Ela mudava os textos das peças conforme a reação do público. Era a rainha do improviso e tinha uma capacidade de comunicação que impressionava até seus pares mais experientes.

Parece não haver outra atriz que tenha exercido sua liberdade de expressão tanto quanto Dercy. Ela deixou seguidores?

Dercy costumava dizer que não tinha discípulos. Não identificava nenhuma herdeira de seu estilo próprio. Ainda assim, admirava Marco Nanini, com quem atuou nos palcos. Ele costuma dizer que aprendeu com ela o tempo certo da comédia.

A vida dela não foi exatamente fácil.
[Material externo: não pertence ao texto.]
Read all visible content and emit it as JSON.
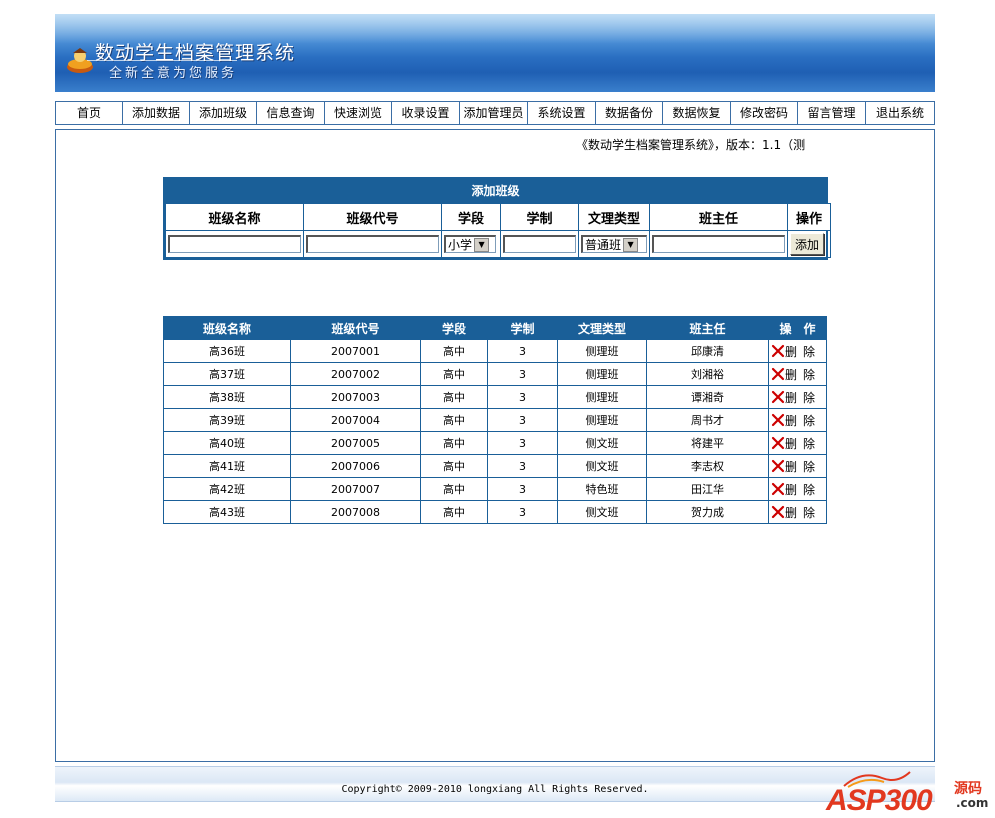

Qual foi o segredo de sua longevidade?

Dercy teve boa saúde, apesar de ter enfrentado um câncer aos 84 anos. Não era dada a excessos etílicos ou alimentares, embora também não seguisse à risca a receita da longevidade — não era fã de exercícios físicos, por exemplo.

Ao mesmo tempo, embora tenha passado 71 de seus 101 anos sendo chamada de velha — a partir dos 30, já começou a enfrentar comentários etaristas —, nunca aceitou se comportar como se esperava que idosos se comportassem. Trabalhou até o fim da vida, manteve uma presença pública ativa e gostava de dizer que era isso que a mantinha viva e em forma. Se ficasse em casa, trancada, morreria.

Serviços

Dercy: A diva debochada. Autora: Adriana Negreiros. Editora: Objetiva. Páginas: 304. Preço: R$ 79,90.